Dalam prakteknya, jika kita lihat masyarakat dunia saat ini, khususnya orang Indonesia, keinginan untuk dapat tampil gaya mengalahkan segalanya. Pemenuhan kebutuhan dari hirarki Maslow tadi seolah dijadikan dalih untuk membenarkan perilaku hidup hedonis atau konsumtif. Kebutuhan akan penghargaan dan aktualisasi diri seolah lebih diutamakan daripada kebutuhan-kebutuhan yang lainnya. Gadget menjadi barang yang paling banyak dibeli oleh orang Indonesia selama tahun 2000-an. Argumen ini tentu tidak asal bicara. Menurut survei yang dilakukan oleh GFK Asia pada tahun 2013, Indonesia termasuk dalam peringkat pertama dalam hal pembelian smartphone terbanyak dibandingkan negara-negara Asia Tenggara lain, seperti Singapura, Malaysia, Thailand, Vietnam, Kamboja dan Filipina. Dari total akumulasi nominal pembelian smartphone di seluruh dunia yang nilainya sebesar US$ 10,8 milyar, Indonesia menyumbangkan nilai sebesar US$ 3,33 milyar atau sekitar 31% dari total akumulasi nilai pembelian smartphone di dunia. Bisa dibayangkan, betapa kayanya orang-orang Indonesia jika hanya melihat data tersebut.

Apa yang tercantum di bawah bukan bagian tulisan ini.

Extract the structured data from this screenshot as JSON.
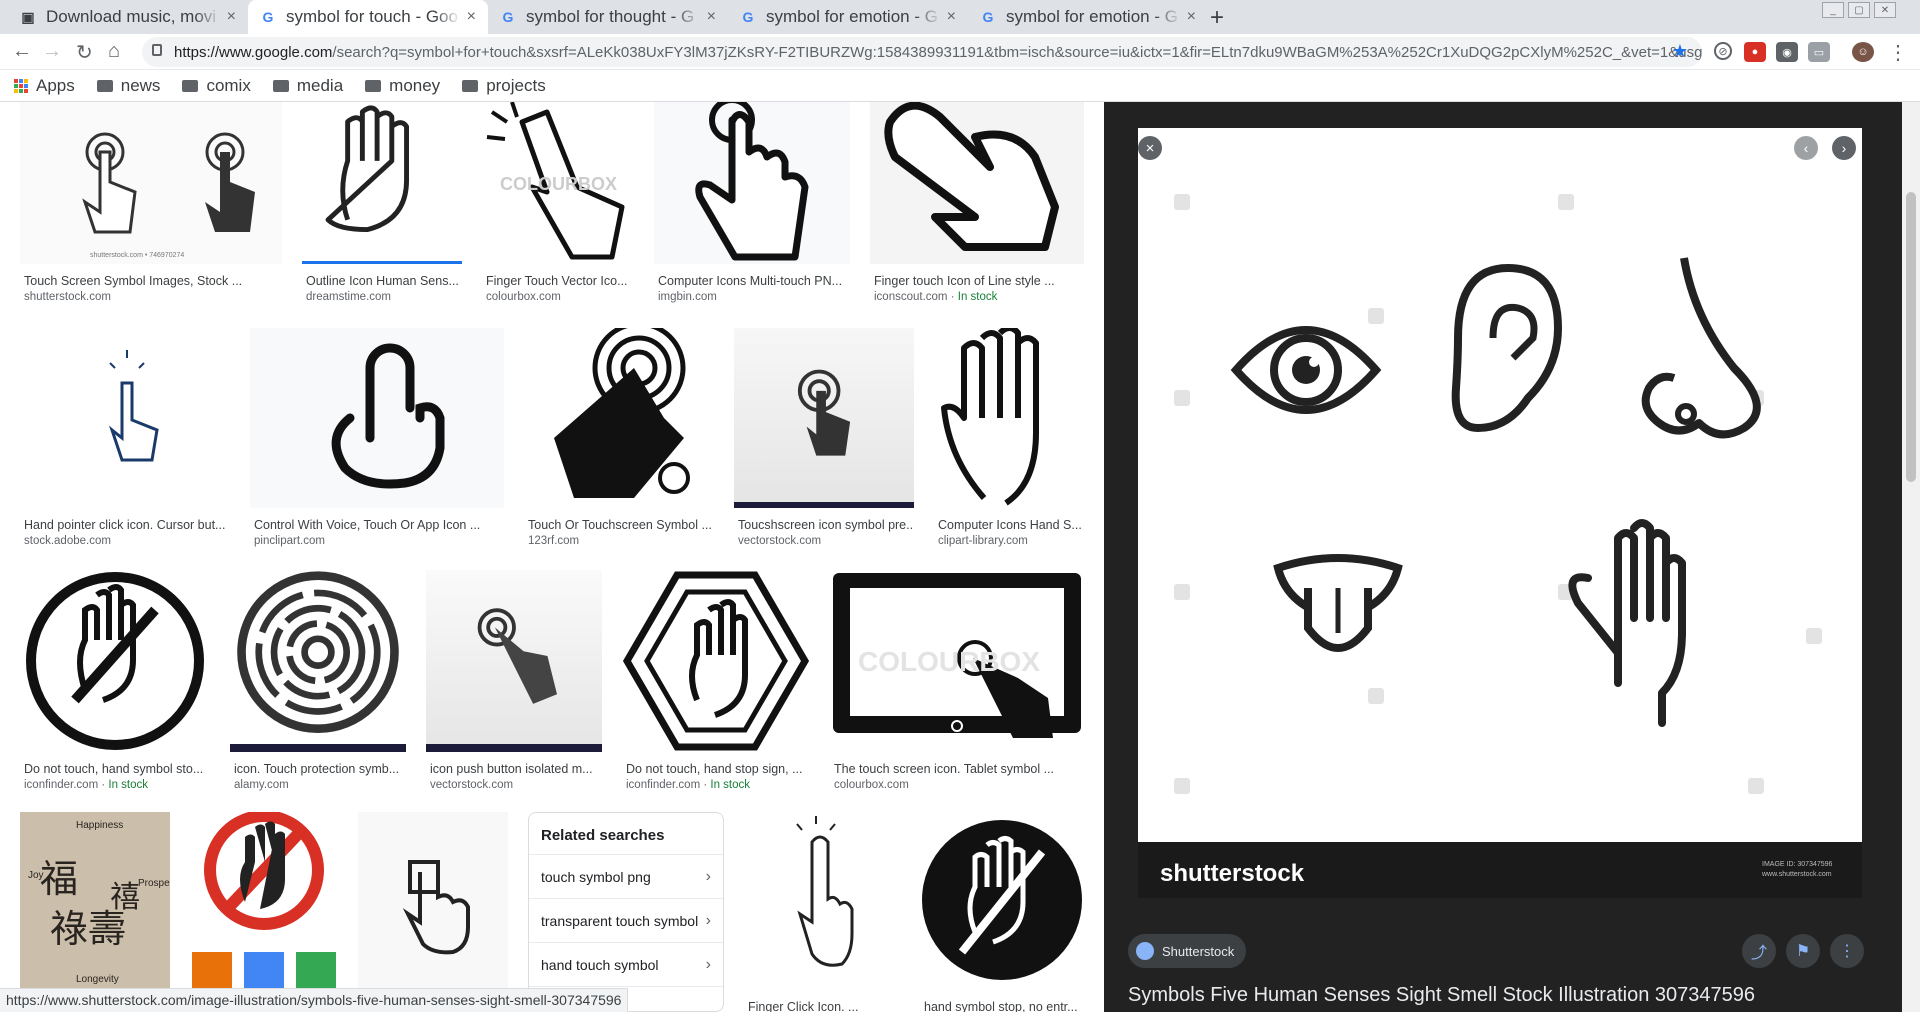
{
  "tabs": [
    {
      "label": "Download music, movi",
      "active": false
    },
    {
      "label": "symbol for touch - Goo",
      "active": true
    },
    {
      "label": "symbol for thought - G",
      "active": false
    },
    {
      "label": "symbol for emotion - G",
      "active": false
    },
    {
      "label": "symbol for emotion - G",
      "active": false
    }
  ],
  "url": {
    "host": "https://www.google.com",
    "rest": "/search?q=symbol+for+touch&sxsrf=ALeKk038UxFY3lM37jZKsRY-F2TIBURZWg:1584389931191&tbm=isch&source=iu&ictx=1&fir=ELtn7dku9WBaGM%253A%252Cr1XuDQG2pCXlyM%252C_&vet=1&usg=AI4_-k..."
  },
  "bookmarks": [
    "Apps",
    "news",
    "comix",
    "media",
    "money",
    "projects"
  ],
  "results": [
    {
      "caption": "Touch Screen Symbol Images, Stock ...",
      "domain": "shutterstock.com",
      "stock": ""
    },
    {
      "caption": "Outline Icon Human Sens...",
      "domain": "dreamstime.com",
      "stock": ""
    },
    {
      "caption": "Finger Touch Vector Ico...",
      "domain": "colourbox.com",
      "stock": ""
    },
    {
      "caption": "Computer Icons Multi-touch PN...",
      "domain": "imgbin.com",
      "stock": ""
    },
    {
      "caption": "Finger touch Icon of Line style ...",
      "domain": "iconscout.com",
      "stock": "In stock"
    },
    {
      "caption": "Hand pointer click icon. Cursor but...",
      "domain": "stock.adobe.com",
      "stock": ""
    },
    {
      "caption": "Control With Voice, Touch Or App Icon ...",
      "domain": "pinclipart.com",
      "stock": ""
    },
    {
      "caption": "Touch Or Touchscreen Symbol ...",
      "domain": "123rf.com",
      "stock": ""
    },
    {
      "caption": "Toucshscreen icon symbol pre...",
      "domain": "vectorstock.com",
      "stock": ""
    },
    {
      "caption": "Computer Icons Hand S...",
      "domain": "clipart-library.com",
      "stock": ""
    },
    {
      "caption": "Do not touch, hand symbol sto...",
      "domain": "iconfinder.com",
      "stock": "In stock"
    },
    {
      "caption": "icon. Touch protection symb...",
      "domain": "alamy.com",
      "stock": ""
    },
    {
      "caption": "icon push button isolated m...",
      "domain": "vectorstock.com",
      "stock": ""
    },
    {
      "caption": "Do not touch, hand stop sign, ...",
      "domain": "iconfinder.com",
      "stock": "In stock"
    },
    {
      "caption": "The touch screen icon. Tablet symbol ...",
      "domain": "colourbox.com",
      "stock": ""
    },
    {
      "caption": "Finger Click Icon. ...",
      "domain": "",
      "stock": ""
    },
    {
      "caption": "hand symbol stop, no entr...",
      "domain": "",
      "stock": ""
    }
  ],
  "image_text": {
    "stamp": "shutterstock.com • 746970274",
    "colourbox": "COLOURBOX",
    "calligraphy": [
      "Happiness",
      "Joy",
      "Prosper",
      "Longevity"
    ]
  },
  "related": {
    "heading": "Related searches",
    "items": [
      "touch symbol png",
      "transparent touch symbol",
      "hand touch symbol"
    ]
  },
  "status_url": "https://www.shutterstock.com/image-illustration/symbols-five-human-senses-sight-smell-307347596",
  "panel": {
    "source": "Shutterstock",
    "title": "Symbols Five Human Senses Sight Smell Stock Illustration 307347596",
    "logo": "shutterstock",
    "image_id_label": "IMAGE ID: 307347596",
    "image_site": "www.shutterstock.com"
  },
  "colors": {
    "accent": "#1a73e8",
    "in_stock": "#188038",
    "panel_bg": "#222222"
  }
}
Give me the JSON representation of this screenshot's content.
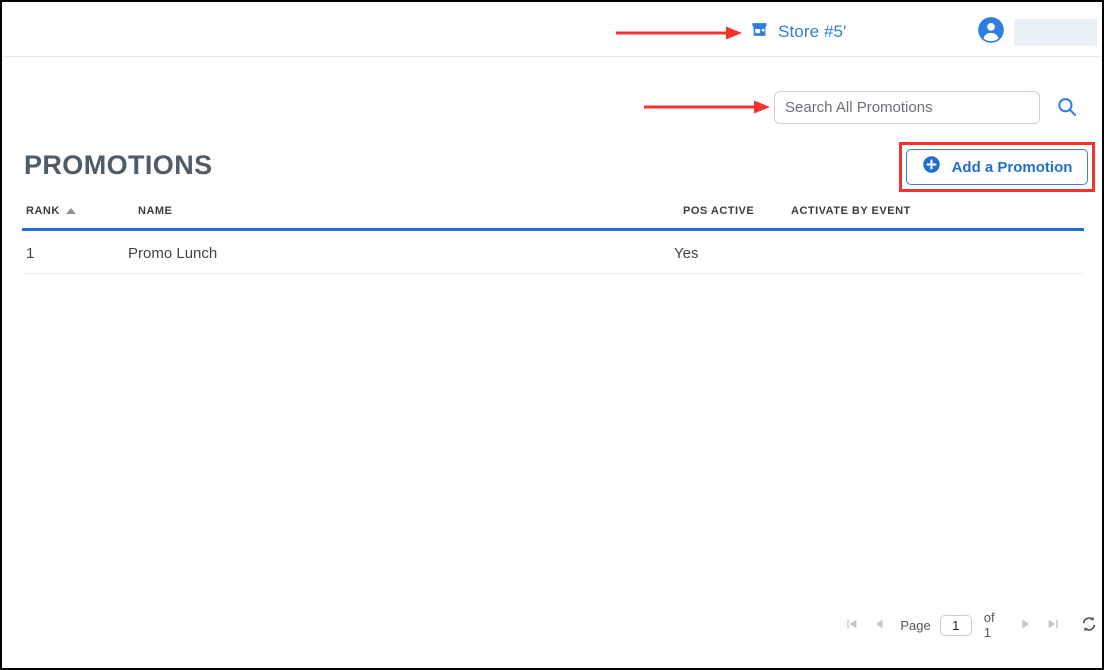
{
  "header": {
    "store_icon": "store-icon",
    "store_label": "Store #5'",
    "avatar_icon": "avatar-person-icon",
    "account_redacted": ""
  },
  "search": {
    "placeholder": "Search All Promotions",
    "value": "",
    "icon": "search-icon"
  },
  "main": {
    "page_title": "PROMOTIONS",
    "add_button": {
      "label": "Add a Promotion",
      "icon": "plus-circle-icon"
    }
  },
  "table": {
    "columns": [
      {
        "key": "rank",
        "label": "RANK",
        "sort": "ascending"
      },
      {
        "key": "name",
        "label": "NAME",
        "sort": "none"
      },
      {
        "key": "pos_active",
        "label": "POS ACTIVE",
        "sort": "none"
      },
      {
        "key": "activate_by_event",
        "label": "ACTIVATE BY EVENT",
        "sort": "none"
      }
    ],
    "rows": [
      {
        "rank": "1",
        "name": "Promo Lunch",
        "pos_active": "Yes",
        "activate_by_event": ""
      }
    ]
  },
  "pagination": {
    "first_icon": "first-page-icon",
    "prev_icon": "previous-page-icon",
    "page_label": "Page",
    "page_value": "1",
    "of_label": "of 1",
    "next_icon": "next-page-icon",
    "last_icon": "last-page-icon",
    "refresh_icon": "refresh-icon"
  },
  "colors": {
    "accent_blue": "#1f6fd0",
    "link_blue": "#2f7de1",
    "annotation_red": "#f5332e",
    "title_gray": "#4f5b66",
    "redacted": "#eaf0f8"
  }
}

Sebenarnya, jika ditarik mundur ke belakang, Indonesia sudah sejak lama dinobatkan menjadi negara paling konsumtif di dunia. Sejak tahun 1970-an Indonesia sudah terkenal akan budaya konsumtifnya. Bahkan ajaibnya, saat krisis global melanda Indonesia tahun 1998 dan krisis global tahun 2008, Indonesia seolah tidak terpengaruh dengan krisis moneter kala itu. Nilai belanja masyarakat Indonesia meningkat secara signifikan, baik di dalam maupun di luar negeri. Tak heran jika Indonesia adalah “lahan basah” bagi para importir barang-barang konsumtif dunia, karena pangsa pasar di Indonesia benar-benar amat sangat besar dan terus berkembang tiap tahunnya. Jika pada saat ini kita banyak sekali menemukan barang-barang "made in China", maka lain halnya dengan tahun 1970-an dulu. Pada tahun 1970-an pasar Indonesia dibanjiri oleh banyaknya barang-barang produksi Jepang. Mungkin karena hal itulah yang membuat seorang Bung Karno pada saat itu akhirnya mengumandangkan gagasan “BERDIKARI” (Berdiri di Atas Kaki Sendiri) pertama kalinya di Indonesia.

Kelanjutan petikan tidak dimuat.